On the contrary, Neo-Pagans are not the cause of the problems, or even a symptom of the “sickness” of Western Civilization. We are, instead, a natural result of the failure of Judaism, Christianity, and Islam to adequately address the grave political, ecological, economical, social and spiritual problems that have arisen as a result of their own “successes”. We are the natural and entirely predictable result of the pluralism and pursuit of liberty our Founding Fathers enshrined into our most basic laws. As the great Monotheisms flounder around grave moral matters and the fundamental questions of our time, they have squandered whatever spiritual capital they may have once had in scandal, belligerence, and a thirst for political power that belies whatever great spiritual truths they may hold. If the presence of paganism is indicative of the erosion of “former certainties” that everyone worships the same indivisible divinity, as many Radical Monotheists insist, should we not call into question the absolute nature of those certainties? Are they worthy, necessarily, of fighting, killing, and dying over?

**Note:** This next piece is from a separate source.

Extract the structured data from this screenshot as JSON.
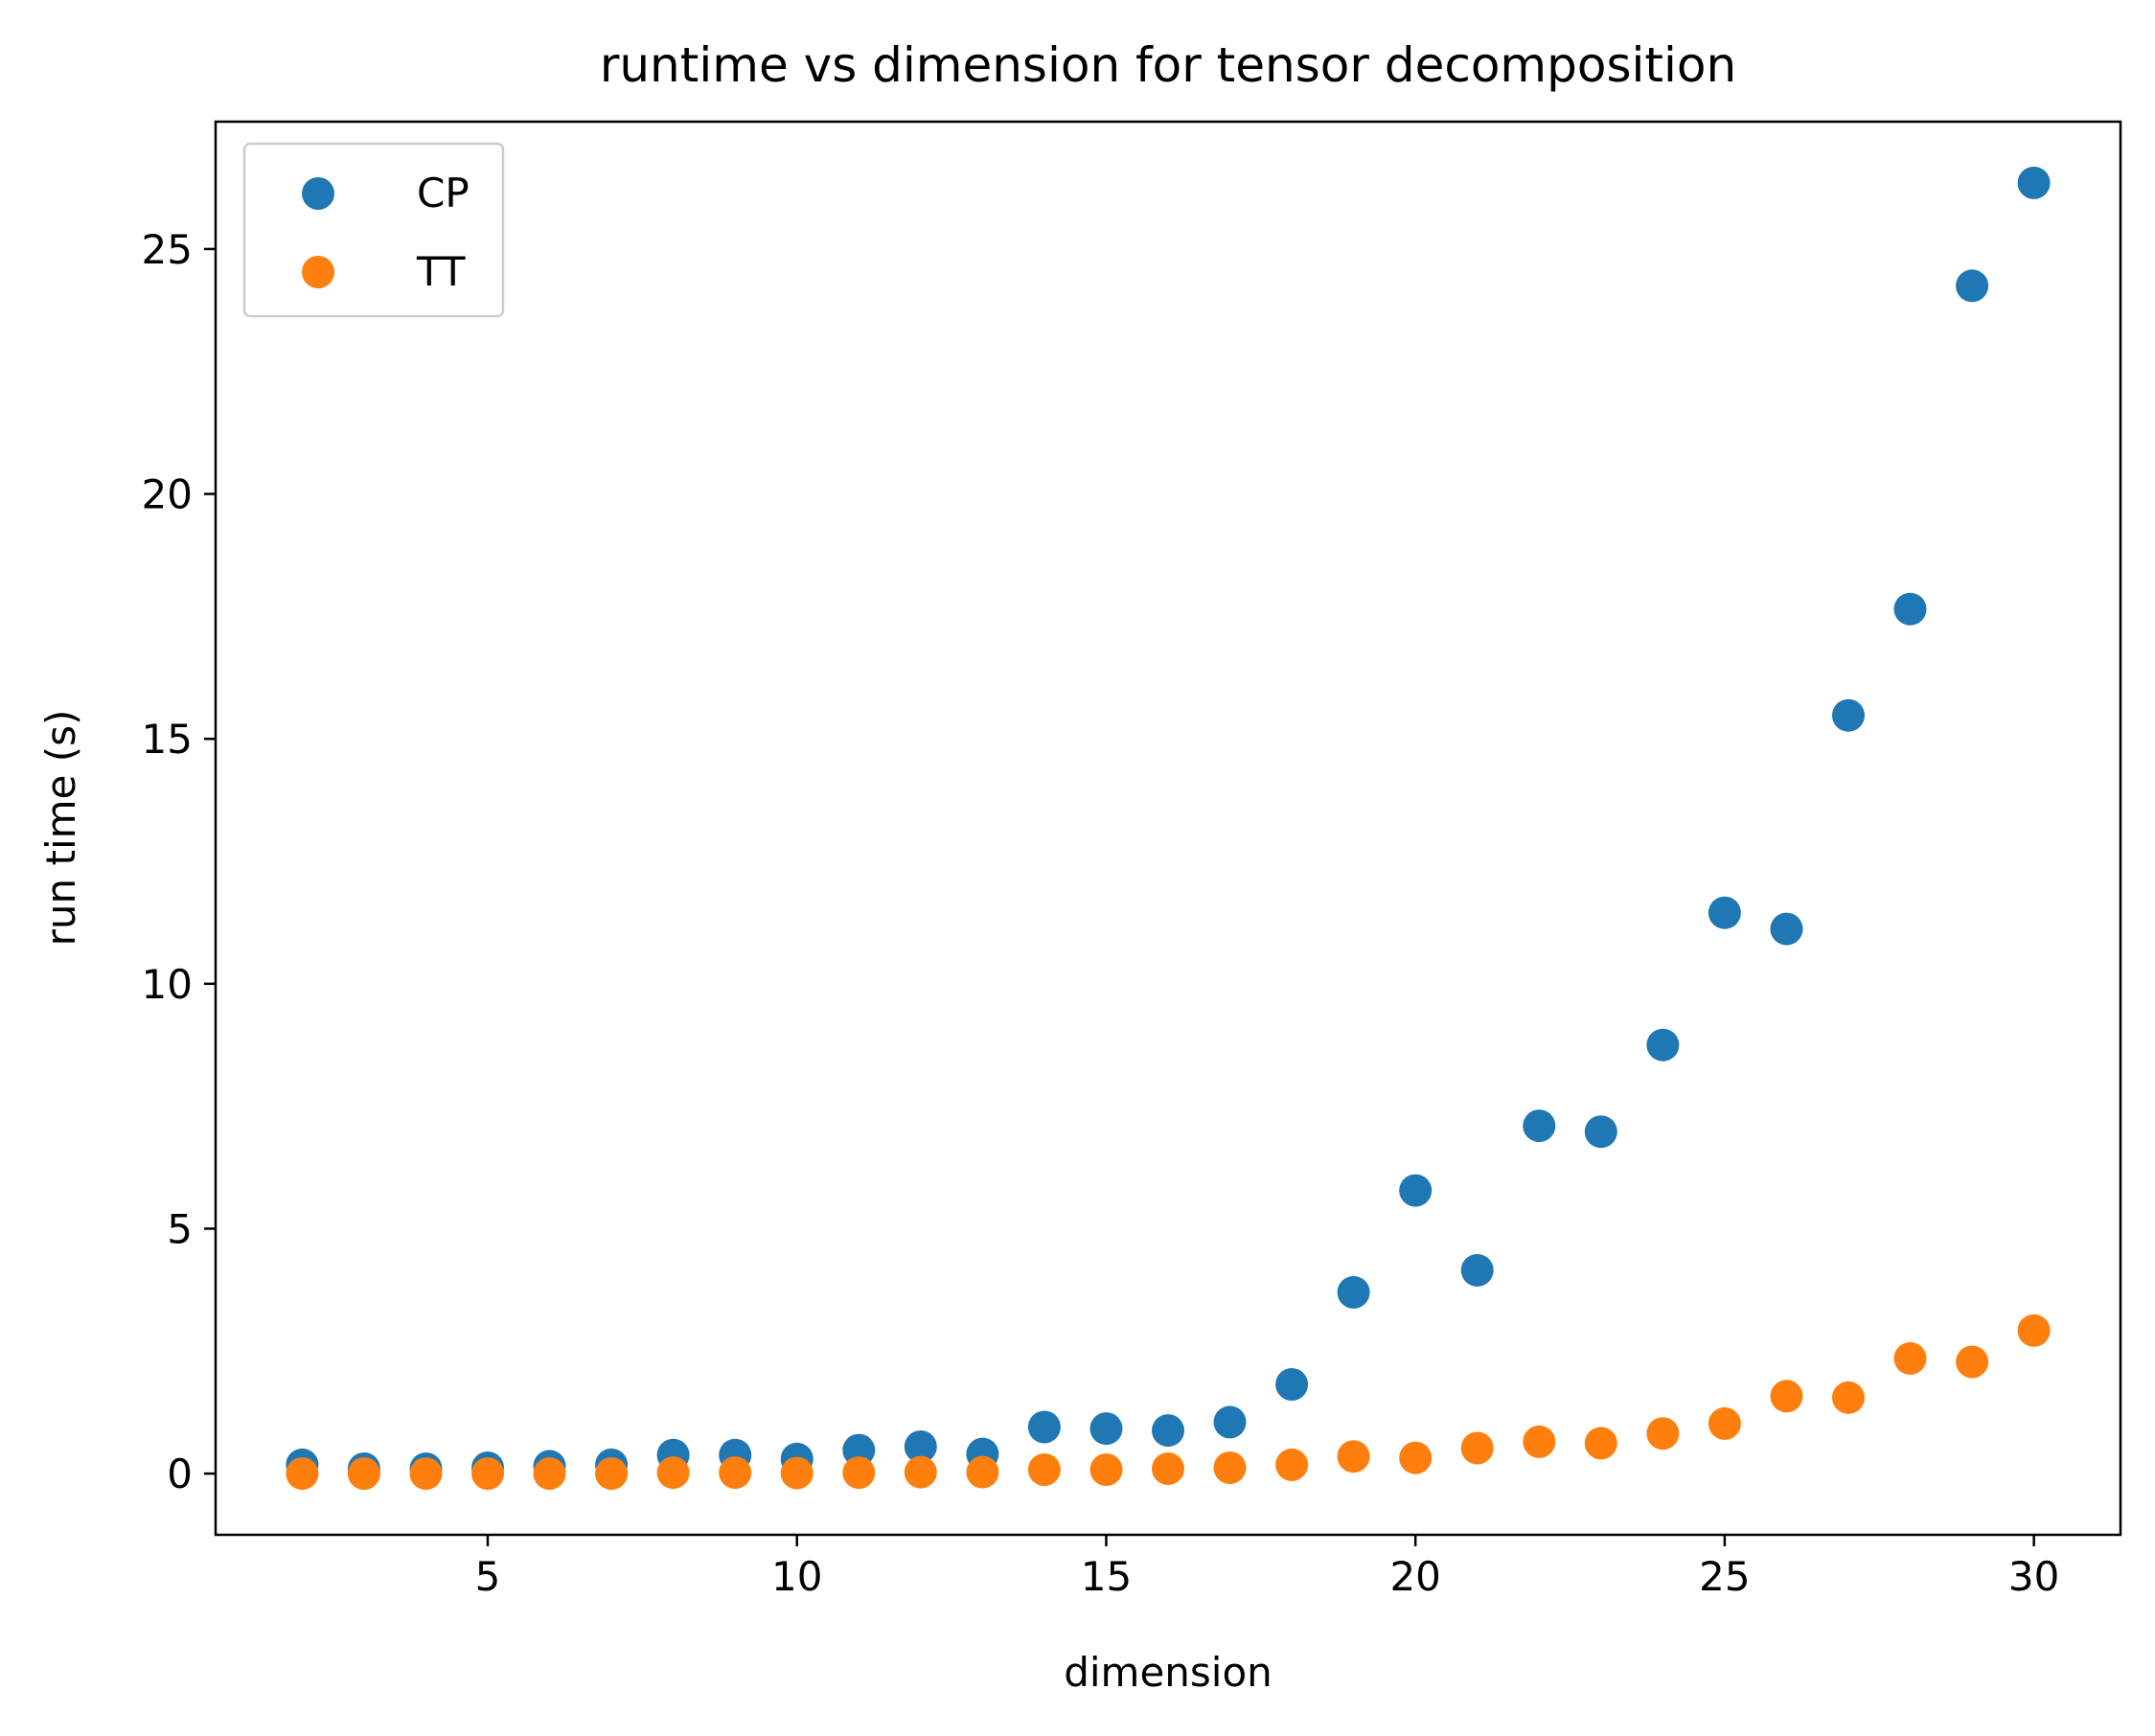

Polytheism by its very nature can contain within itself the concept of monotheism; the reverse is certainly not true. The belief in more than one aspect of Divinity, and the idea that it might be represented as both male and female, as is all of Creation, has caused considerable alarm in the Radical Monotheistic community. They gaze in abject horror at our willingness to see the universe differently than they and their immediate ancestors did, refusing to recognize that we have left behind Monotheism in general and Judaism and Christianity specifically because, as currently preached and practiced, they just don’t work. When their neighbors dare to consider the compassionate embrace of the Goddess as personally preferable to the baleful eye of a jealous and wrathful God, the Radical Monotheists proceed to have fits. That’s not the way the prophets said it should be, after all – even if that way seems to lead clearly to our destruction as a race.

Though we are denied and derided, we will persist because we are, in the final analysis, survivors. If the worship of the Great Goddess could lay dormant in our civilization for fifteen centuries only to spring forth again in such a dramatic fashion without (I might point out) any conscious desire of Neo-Pagans to prosetheltize, it must have some value to its adherence beyond simple “idol worship”. How the Radical Monotheists deal with it will tell us much about their moral and ethical character.

In the meantime, I assure all of you Evangelicals and Orthodox Jews and Radical Islamicists that despite your fears about us, society is not dominated by pagans – far from it. Radical Monotheism is still the default religion of the majority, and Polytheism is a tiny and innocuous nascent religion, often mistaken for a cult (we aren’t that organized). Many outspoken Monotheists will even admit that we are a tiny minority, a few hundred thousand on a continent of hundreds of millions. Our own estimates place our numbers closer to a million, but the statistical difference between the two is negligible: we are a tiny, tiny minority in our nation, with little control and virtually no organization. In pointing us out, they have given us far, far more credit for our impact on “pop culture” and the American Experience than we justly deserve.

We don’t offer an Ultimate Answer – we have seen three great religions propose them, and the results thereof, and we are not interested in such. But we do offer an alternative, one outside of the Abrahmic sphere of influence and absent its considerable baggage. If the Monotheistic establishment is indeed that worried about us, I encourage them to look elsewhere for the cause of his complaint. We are not to blame. We are a minority religion immersed in a culture often unfriendly and ignorant of our true beliefs, leaving us open to frequent attack and persecution by the majority – a similar position enjoyed by Judaism, Christianity, and Islam at various points of their history.